The following estimations assume Redis as messaging broker which is the default for IntelMQ. When RabbitMQ is used, the required resources will differ, and RabbitMQ can handle system overload and therefore a shortage of memory.
As Redis stores all data in memory, the data which is processed at any point in time must fit there, including overheads. Please note that IntelMQ does neither store nor cache any input data. These estimates therefore only relate to the processing step, not the storage.
For a minimal system, these requirements suffice:
4 GB of RAM
10 GB disk size
Depending on your data input, you will need the twentiethfold of the input data size as memory for processing.
When using Redis persistence, you will additionally need twice as much memory for Redis.
Disk space is only relevant if you save your data to a file, which is not recommended for production setups, and only useful for testing and evaluation.
Do not forget to rotate your logs or use syslog, especially if you use the logging level “DEBUG”. logrotate is in use by default for all installation with deb/rpm packages. When other means of installation are used (pip, manual), configure log rotation manually. See Logging.
For experimentation, we used multiple Shadowserver Poodle reports for demonstration purpose, totaling in 120 MB of data. All numbers are estimates and are rounded. In memory, the report data requires 160 MB. After parsing, the memory usage increases to 850 MB in total, as every data line is stored as JSON, with additional information plus the original data encoded in Base 64. The further processing steps depend on the configuration, but you can estimate that caches (for lookups and deduplication) and other added information cause an additional size increase of about 2x. Once a dataset finished processing in IntelMQ, it is no longer stored in memory. Therefore, the memory is only needed to catch high load.
The above numbers result in a factor of 14 for input data size vs. memory required by Redis. Assuming some overhead and memory for the bots’ processes, a factor of 20 seems sensible.
To reduce the amount of required memory and disk size, you can optionally remove the raw data field, see Removing raw data for higher performance and less space usage in the FAQ.
If some of the optional components of the IntelMQ Ecosystem are in use, they can add additional hardware requirements.
Those components do not add relevant requirements:
IntelMQ API: It is just an API for intelmqctl.
IntelMQ Manager: Only contains static files served by the webserver.
IntelMQ Webinput CSV: Just a webinterface to insert data. Requires the amount of processed data to fit in memory, see above.
Stats Portal: The aggregation step and Graphana require some resources, but no exact numbers are known.
Malware Name Mapping
Docker: The docker layer adds only minimal hardware requirements.
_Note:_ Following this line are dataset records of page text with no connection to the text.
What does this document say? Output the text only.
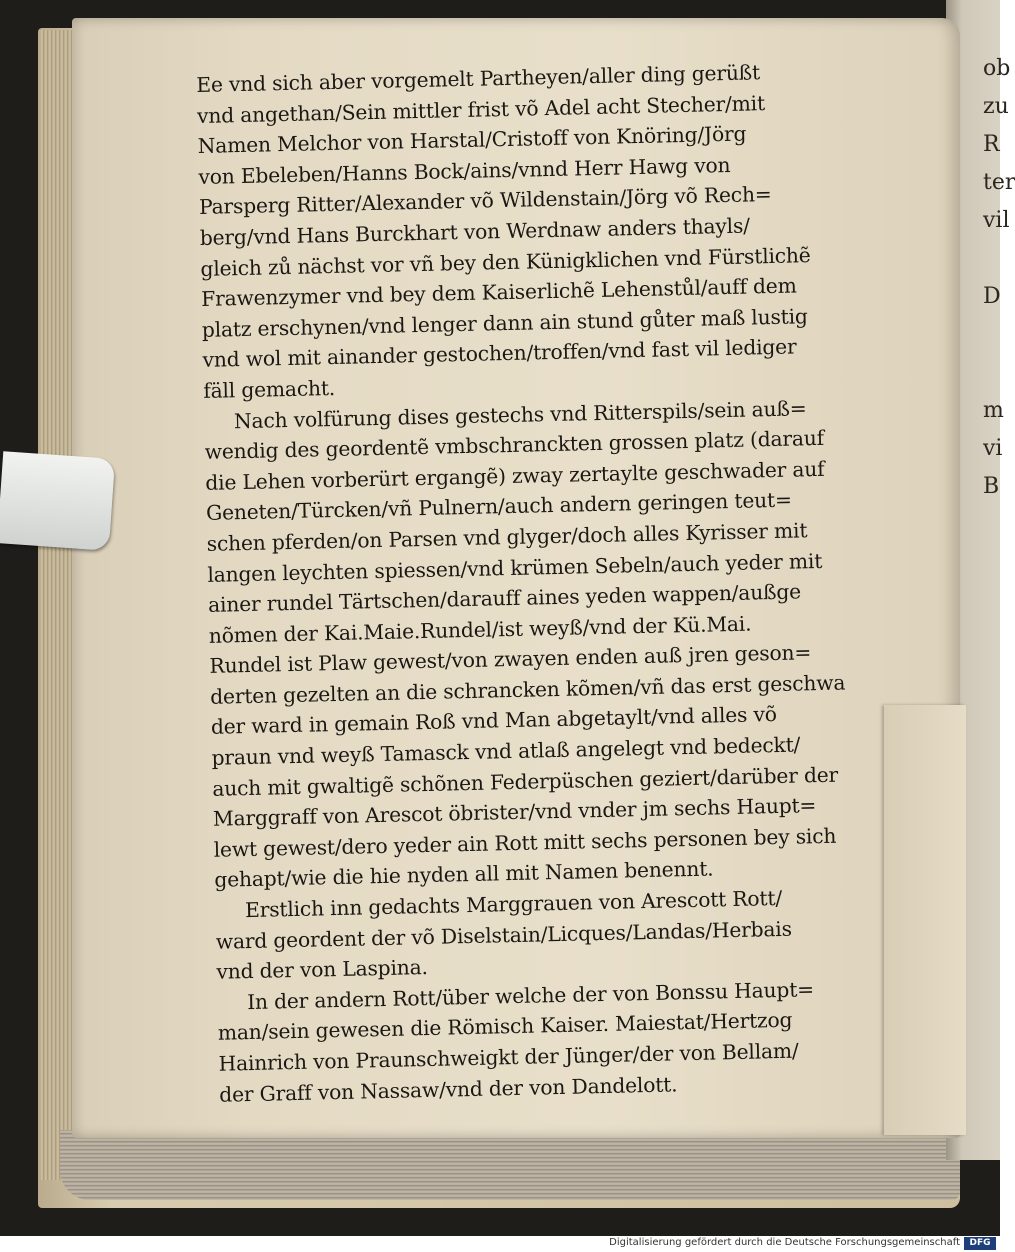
ob
zu
R
ter
vil

D

m
vi
B
Ee vnd sich aber vorgemelt Partheyen/aller ding gerüßt
vnd angethan/Sein mittler frist võ Adel acht Stecher/mit
Namen Melchor von Harstal/Cristoff von Knöring/Jörg
von Ebeleben/Hanns Bock/ains/vnnd Herr Hawg von
Parsperg Ritter/Alexander võ Wildenstain/Jörg võ Rech=
berg/vnd Hans Burckhart von Werdnaw anders thayls/
gleich zů nächst vor vñ bey den Künigklichen vnd Fürstlichẽ
Frawenzymer vnd bey dem Kaiserlichẽ Lehenstůl/auff dem
platz erschynen/vnd lenger dann ain stund gůter maß lustig
vnd wol mit ainander gestochen/troffen/vnd fast vil lediger
fäll gemacht.
Nach volfürung dises gestechs vnd Ritterspils/sein auß=
wendig des geordentẽ vmbschranckten grossen platz (darauf
die Lehen vorberürt ergangẽ) zway zertaylte geschwader auf
Geneten/Türcken/vñ Pulnern/auch andern geringen teut=
schen pferden/on Parsen vnd glyger/doch alles Kyrisser mit
langen leychten spiessen/vnd krümen Sebeln/auch yeder mit
ainer rundel Tärtschen/darauff aines yeden wappen/außge
nõmen der Kai.Maie.Rundel/ist weyß/vnd der Kü.Mai.
Rundel ist Plaw gewest/von zwayen enden auß jren geson=
derten gezelten an die schrancken kõmen/vñ das erst geschwa
der ward in gemain Roß vnd Man abgetaylt/vnd alles võ
praun vnd weyß Tamasck vnd atlaß angelegt vnd bedeckt/
auch mit gwaltigẽ schõnen Federpüschen geziert/darüber der
Marggraff von Arescot öbrister/vnd vnder jm sechs Haupt=
lewt gewest/dero yeder ain Rott mitt sechs personen bey sich
gehapt/wie die hie nyden all mit Namen benennt.
Erstlich inn gedachts Marggrauen von Arescott Rott/
ward geordent der võ Diselstain/Licques/Landas/Herbais
vnd der von Laspina.
In der andern Rott/über welche der von Bonssu Haupt=
man/sein gewesen die Römisch Kaiser. Maiestat/Hertzog
Hainrich von Praunschweigkt der Jünger/der von Bellam/
der Graff von Nassaw/vnd der von Dandelott.
Digitalisierung gefördert durch die Deutsche Forschungsgemeinschaft	DFG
When storing data in databases (such as MongoDB, PostgreSQL, ElasticSearch), it is recommended to do this on separate machines for operational reasons. Using a different machine results in a separation of stream processing to data storage and allows for a specialized system optimization for both use-cases.
While the Fody backend and frontend do not have significant requirements, the RIPE import tool of the certbund-contact requires about 8 GB of memory as of March 2021.